From pfSense Documentation
Jump to: navigation, search
This article is part of the How-To series.

Using IPsec to create a VPN tunnel between pfSense and a Cisco PIX should work OK. As always with IPsec, be sure that the Phase 1 and Phase 2 settings match up on both sides. If an acceptable transform set and policy are already in place, they may be used.

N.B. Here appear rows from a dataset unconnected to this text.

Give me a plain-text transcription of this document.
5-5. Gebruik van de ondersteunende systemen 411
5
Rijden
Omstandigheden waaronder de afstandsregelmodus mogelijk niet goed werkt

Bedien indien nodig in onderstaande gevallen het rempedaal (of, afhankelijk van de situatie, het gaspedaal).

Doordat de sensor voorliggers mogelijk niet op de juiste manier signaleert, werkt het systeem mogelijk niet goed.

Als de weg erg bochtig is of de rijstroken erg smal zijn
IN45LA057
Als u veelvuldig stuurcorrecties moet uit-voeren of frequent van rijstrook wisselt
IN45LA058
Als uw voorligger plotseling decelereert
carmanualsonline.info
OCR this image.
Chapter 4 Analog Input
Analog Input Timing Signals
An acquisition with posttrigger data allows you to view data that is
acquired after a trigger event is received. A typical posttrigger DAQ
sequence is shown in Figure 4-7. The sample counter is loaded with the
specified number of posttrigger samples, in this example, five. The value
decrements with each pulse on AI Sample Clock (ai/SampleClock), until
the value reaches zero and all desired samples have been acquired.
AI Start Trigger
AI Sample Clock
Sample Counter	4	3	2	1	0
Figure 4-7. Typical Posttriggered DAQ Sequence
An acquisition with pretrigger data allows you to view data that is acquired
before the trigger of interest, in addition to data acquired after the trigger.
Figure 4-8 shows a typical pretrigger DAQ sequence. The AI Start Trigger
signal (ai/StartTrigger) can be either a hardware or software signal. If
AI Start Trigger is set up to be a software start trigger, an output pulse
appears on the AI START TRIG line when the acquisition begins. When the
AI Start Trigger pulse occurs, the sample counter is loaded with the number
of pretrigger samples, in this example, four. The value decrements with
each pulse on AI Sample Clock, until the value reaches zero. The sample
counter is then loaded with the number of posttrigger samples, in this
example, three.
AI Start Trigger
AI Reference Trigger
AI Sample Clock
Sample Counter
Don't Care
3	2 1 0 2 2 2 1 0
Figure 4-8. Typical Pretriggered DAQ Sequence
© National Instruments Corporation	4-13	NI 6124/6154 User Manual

Example PIX IPsec Configuration

10.1.1.0 Network Behind the PIX
192.168.1.0 Network Behind the pfSense Router
1.2.3.4 IP of the pfSense router (WAN IP, CARP IP, etc)
dyn-map 10 Name of the existing crypto map (if any) and a unique ID for this tunnel. If there is an existing map, use its name, but a different number.
PFSVPN Access list name for this connection.
(Pre-Shared Key) PSK For this tunnel
access-list PFSVPN permit ip 192.168.1.0 255.255.255.0 10.1.1.0 255.255.255.0
access-list PFSVPN permit ip 10.1.1.0 255.255.255.0 192.168.1.0 255.255.255.0
access-list nonat permit ip 10.1.1.0 255.255.255.0 192.168.1.0 255.255.255.0
nat (inside) 0 access-list nonat
sysopt connection permit-ipsec
crypto ipsec transform-set 3dessha1 esp-3des esp-sha-hmac
crypto ipsec security-association lifetime seconds 86400 kilobytes 50000
crypto map dyn-map 10 ipsec-isakmp
crypto map dyn-map 10 match address PFSVPN
crypto map dyn-map 10 set pfs group2
crypto map dyn-map 10 set peer 1.2.3.4
crypto map dyn-map 10 set transform-set 3dessha1
crypto map dyn-map 10 set security-association lifetime seconds 86400 kilobytes 4608000
crypto map dyn-map interface outside
isakmp enable outside
isakmp key (Pre-Shared Key) address 1.2.3.4 netmask 255.255.255.255 no-xauth no-config-mode
isakmp identity address
isakmp nat-traversal 20
isakmp policy 1 authentication pre-share
isakmp policy 1 encryption 3des
isakmp policy 1 hash sha
isakmp policy 1 group 2
isakmp policy 1 lifetime 86400

Corresponding pfSense IPsec Config

In the above example, the pfSense IPsec tunnel should be set as follows:

Phase 1:

Remote Gateway: (outside IP of the PIX)
Authentication Method: Pre-Shared Key
Negotiation Mode: Main
My Identifier: My IP Address
Pre-Shared Key: (The Pre-Shared Key)
Encryption Algorithm: 3DES
Hash Algorithm: SHA1
DH Key Group: 2
Lifetime: 86400
NAT Traversal: Disable

It may also be advisable to set Proposal Checking to Obey to avoid some issues with building a tunnel when the other side initiates.

Phase 2:

Mode: Tunnel IPv4
Local Network: LAN Subnet
Remote Network: 10.1.1.0/24
Protocol: ESP
Encryption Algorithm: 3DES (others may also be checked, but be sure to leave 3DES checked)
Hash Algorithm: SHA1
PFS Key Group: 2
Lifetime: 86400

Rules must also be added to Firewall > Rules on the IPsec Tab to permit traffic from 10.1.1.0/24 (or specific IPs/Alias) to the LAN Net (or specific IPs/Alias).